When you’re in New Orleans, you can’t help but feel an ever-present sense of precariousness, since no matter in which direction you travel from the city center, you hit large-looming and often mercurial (and indeed, for this reason, mythical) bodies of water. When it rains (which it has, every day we’ve been here), even your skin can’t stop the water from penetrating your inner core—where, many feelings you once held firm are uprooted by the deluge, but also made new again by the sure benediction of water.

Gloomy, at times, is what it is.

I sat in bar earlier in the week—a great bar, with an even greater juke box—whose front door and windows faced a rather puny looking earthen levee, directly on the other side of which ran the Mississippi River, twisting and coiling on its way downstream, like a giant asp you hope just continues on without noticing you. Surely, I thought—and more than once—by some small alteration of course, a simple rearing back, this great snake could just swallow us whole?
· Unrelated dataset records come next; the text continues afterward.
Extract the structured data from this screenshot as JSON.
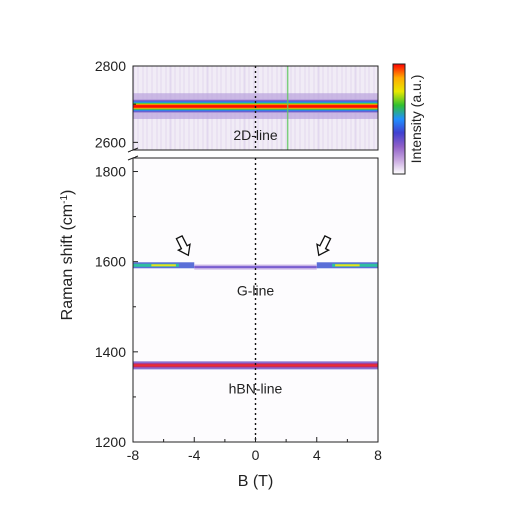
{
  "chart_data": {
    "type": "heatmap",
    "title": "",
    "xlabel": "B (T)",
    "ylabel": "Raman shift (cm⁻¹)",
    "ylabel_main": "Raman shift (cm",
    "ylabel_sup": "-1",
    "ylabel_close": ")",
    "xlim": [
      -8,
      8
    ],
    "xticks": [
      -8,
      -4,
      0,
      4,
      8
    ],
    "upper_panel": {
      "ylim": [
        2580,
        2800
      ],
      "yticks": [
        2600,
        2800
      ],
      "line_label": "2D-line",
      "band": {
        "center": 2695,
        "half_width": 18
      }
    },
    "lower_panel": {
      "ylim": [
        1200,
        1830
      ],
      "yticks": [
        1200,
        1400,
        1600,
        1800
      ],
      "lines": [
        {
          "name": "G-line",
          "label": "G-line",
          "y_outer": 1592,
          "y_inner": 1588,
          "anticrossing_B": [
            -4,
            4
          ]
        },
        {
          "name": "hBN-line",
          "label": "hBN-line",
          "y": 1370
        }
      ],
      "arrows_at_B": [
        -4,
        4
      ]
    },
    "zero_line_B": 0,
    "colorbar": {
      "label": "Intensity (a.u.)",
      "colors": [
        "#ff0000",
        "#ffaa00",
        "#e8e800",
        "#30c030",
        "#2090ff",
        "#4040d0",
        "#9060c8",
        "#c8a8e0",
        "#ffffff"
      ]
    },
    "legend": "none",
    "grid": false
  }
}
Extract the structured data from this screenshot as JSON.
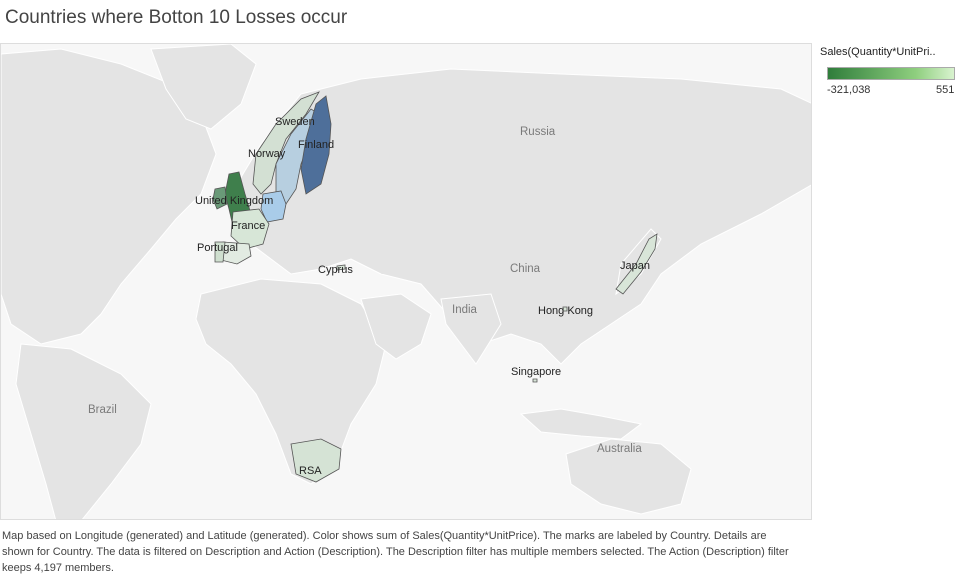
{
  "title": "Countries where Botton 10 Losses occur",
  "legend": {
    "title": "Sales(Quantity*UnitPri..",
    "min": "-321,038",
    "max": "551"
  },
  "map": {
    "background_labels": [
      "Russia",
      "China",
      "India",
      "Brazil",
      "Australia"
    ],
    "countries": [
      {
        "name": "Sweden",
        "label": "Sweden",
        "color": "#b7cfe0"
      },
      {
        "name": "Finland",
        "label": "Finland",
        "color": "#4e6f9a"
      },
      {
        "name": "Norway",
        "label": "Norway",
        "color": "#d3e0d3"
      },
      {
        "name": "United Kingdom",
        "label": "United Kingdom",
        "color": "#3f7f4c"
      },
      {
        "name": "France",
        "label": "France",
        "color": "#d7e6d7"
      },
      {
        "name": "Portugal",
        "label": "Portugal",
        "color": "#cfdfcf"
      },
      {
        "name": "Germany",
        "label": "",
        "color": "#a9cce9"
      },
      {
        "name": "Ireland",
        "label": "",
        "color": "#6a9a78"
      },
      {
        "name": "Spain",
        "label": "",
        "color": "#e2ebe2"
      },
      {
        "name": "Cyprus",
        "label": "Cyprus",
        "color": "#d8e5d8"
      },
      {
        "name": "Japan",
        "label": "Japan",
        "color": "#d8e5d8"
      },
      {
        "name": "Hong Kong",
        "label": "Hong Kong",
        "color": "#d8e5d8"
      },
      {
        "name": "Singapore",
        "label": "Singapore",
        "color": "#d8e5d8"
      },
      {
        "name": "RSA",
        "label": "RSA",
        "color": "#d5e3d5"
      }
    ]
  },
  "caption": "Map based on Longitude (generated) and Latitude (generated).  Color shows sum of Sales(Quantity*UnitPrice).  The marks are labeled by Country.  Details are shown for Country. The data is filtered on Description and Action (Description). The Description filter has multiple members selected. The Action (Description) filter keeps 4,197 members."
}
I read that the original inhabitants of the area used it mostly as a portage between the nearby lakes and the river, and that permanent settlement was all but impossible—that is, until the French colonizers irrigated and drained the area in a northerly direction in order to create more dry ground and fertile soil for crops. The soil did get drier, but at the expense of its elevation; with the water table being depleted, the land sank into a bowl. The French also imported nutria to hunt for fur, but hunting could not stop the nutria from flourishing and eating many of the roots that once held the delta sediments in tact. Woops.

Many more changes were subsequently made, from slowing and polluting the river upstream (which means less mud is deposited downstream, which means an erosion of the natural levees the river had carved out over time) to building a network of canals, criss-crossing the entire coast and delta, which means even less coastal wetlands and other natural buffers.

Katrina (and then Rita) highlighted the error of these and other short-sighted decisions, but it doesn’t seem like anything is different now as a result. Or maybe the consequences of these past decisions are irrevocable.



One thought on “Out On the Pavement, Thinkin’ ‘Bout the Water Table

  1. There is such a thin fine line between us and disaster. New Orleans sort of sounds like a johad – built to acess groundwater and store the rain.